Cooking Cove: Rhubarb … the unsung hero of the spring garden

Cooking Cove: Rhubarb … the unsung hero of the spring garden

Rhubarb Pie

By Barbara Beltrami

Rhubarb. You either like it or you don’t. Or you never liked it when you were a kid, but now you do. Or maybe you’ve never even had it. But here it is growing and appearing in gardens or produce departments as another harbinger of spring into summer. It can be eaten raw or cooked, in a dessert, sauce, salsa or chutney; but it does require sugar as on its own it is very sour. And just remember: It’s the stalks you eat, not the leaves. They’re poisonous.

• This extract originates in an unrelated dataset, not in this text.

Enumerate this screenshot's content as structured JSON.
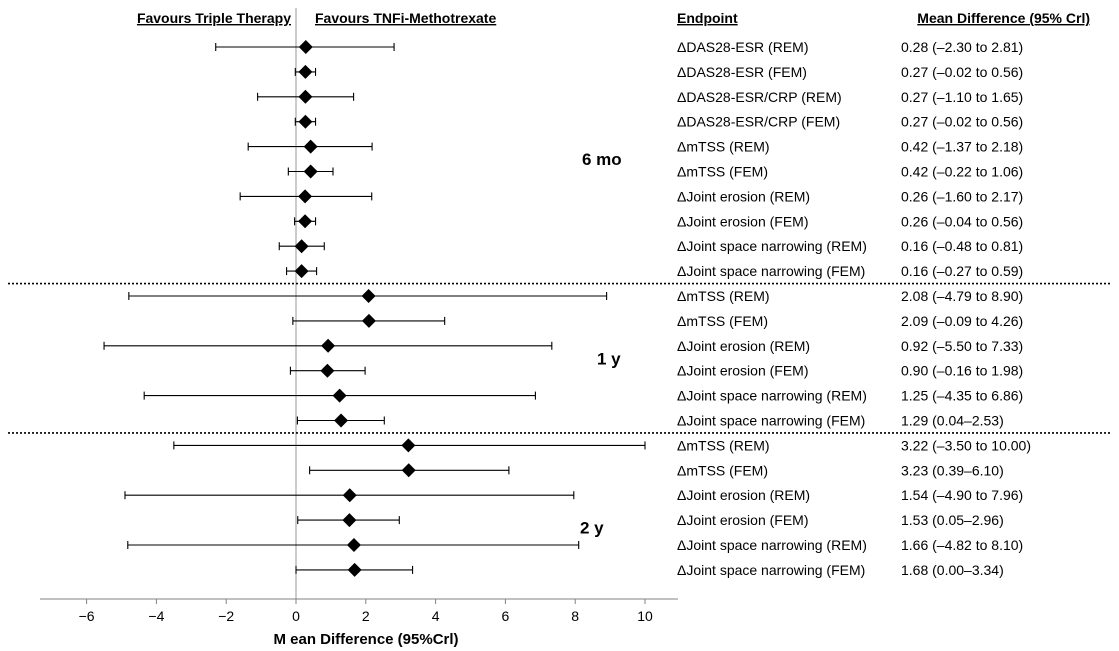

Most people think of rhubarb as strawberry’s other half. That’s probably because strawberries and rhubarb ripen pretty much simultaneously and do complement each other. There are lots of strawberry festivals going on and next week I will write about them. But for now, let’s just talk about rhubarb, for which there are no festivals that I know of. What a shame.

Rhubarb Pie

Rhubarb Pie

YIELD: Makes 8 servings

INGREDIENTS:

Two 9-inch or larger pie crusts, preferably homemade

5 cups washed, trimmed and sliced rhubarb

1¼ cups sugar

5 tablespoons all-purpose flour

Dash of nutmeg

Dash of cinnamon

Pinch of salt

2 tablespoons unsalted butter

DIRECTIONS: Preheat oven to 450 F. Roll out one pie crust to a few inches larger than the bottom of the pie plate and drape the excess over the rim. In a large bowl, make the filling by mixing the rhubarb, sugar, flour, nutmeg, cinnamon and salt. Spread filling evenly over crust, dot with butter. Roll out the top crust the same way and place evenly over filling. Wet your fingers with ice water, then fold and press edges together on top of rim, and with a small pointed knife, make a few slits in the crust. Bake 15 minutes at 450 F, then another 20 to 25 minutes at 350 F. Pie is ready when crust is golden and some juice bubbles through slits. Serve with vanilla ice cream, sweetened whipped cream or crème fraiche.

Rhubarb Crumble

Rhubarb Crumble

YIELD: Makes 4 to 6 servings

INGREDIENTS:

For the topping:

1 cup flour

1/3 cup oats (not quick cooking)

¾ cup sugar

1/8 teaspoon salt

2/3 stick of unsalted butter, melted

1/2 cup chopped almonds

For the rhubarb mixture:

Butter for greasing baking dish

2½–3 pounds rhubarb, washed, trimmed and cut into one-inch pieces (you should end up with about 2 pounds or 8 cups)

1/3 cup sugar

¼ cup flour

1 teaspoon vanilla extract

¼ teaspoon salt

DIRECTIONS: Preheat oven to 375 F. Generously grease an 8-inch by 8-inch ceramic or glass baking dish. For the topping, in a medium bowl combine the flour, oats, sugar, salt, melted butter and almonds. Refrigerate one hour or until ready to use. For the rhubarb mixture, in a large bowl thoroughly combine the rhubarb, sugar, flour, vanilla extract, and salt. Pour into baking dish. Sprinkle topping evenly over mixture and bake about 45 minutes or until top is golden and slightly crispy and filling is bubbly. Serve warm with vanilla or strawberry ice cream or whipped cream.

Rhubarb Sauce

Rhubarb Sauce

YIELD: Makes 2 to 4 servings

INGREDIENTS:

1 pound rhubarb, washed, trimmed and cut into one-inch pieces

1/3–1/2 cup sugar or to taste

DIRECTIONS: In a medium saucepan over medium-low heat, cook rhubarb and sugar together, stirring occasionally, until they reach a mushy but thick consistency, about 20 to 30 minutes. (Rhubarb will release a lot of water, but you can add about ¼ cup of water to start, if you wish.) That’s it! Serve on vanilla ice cream.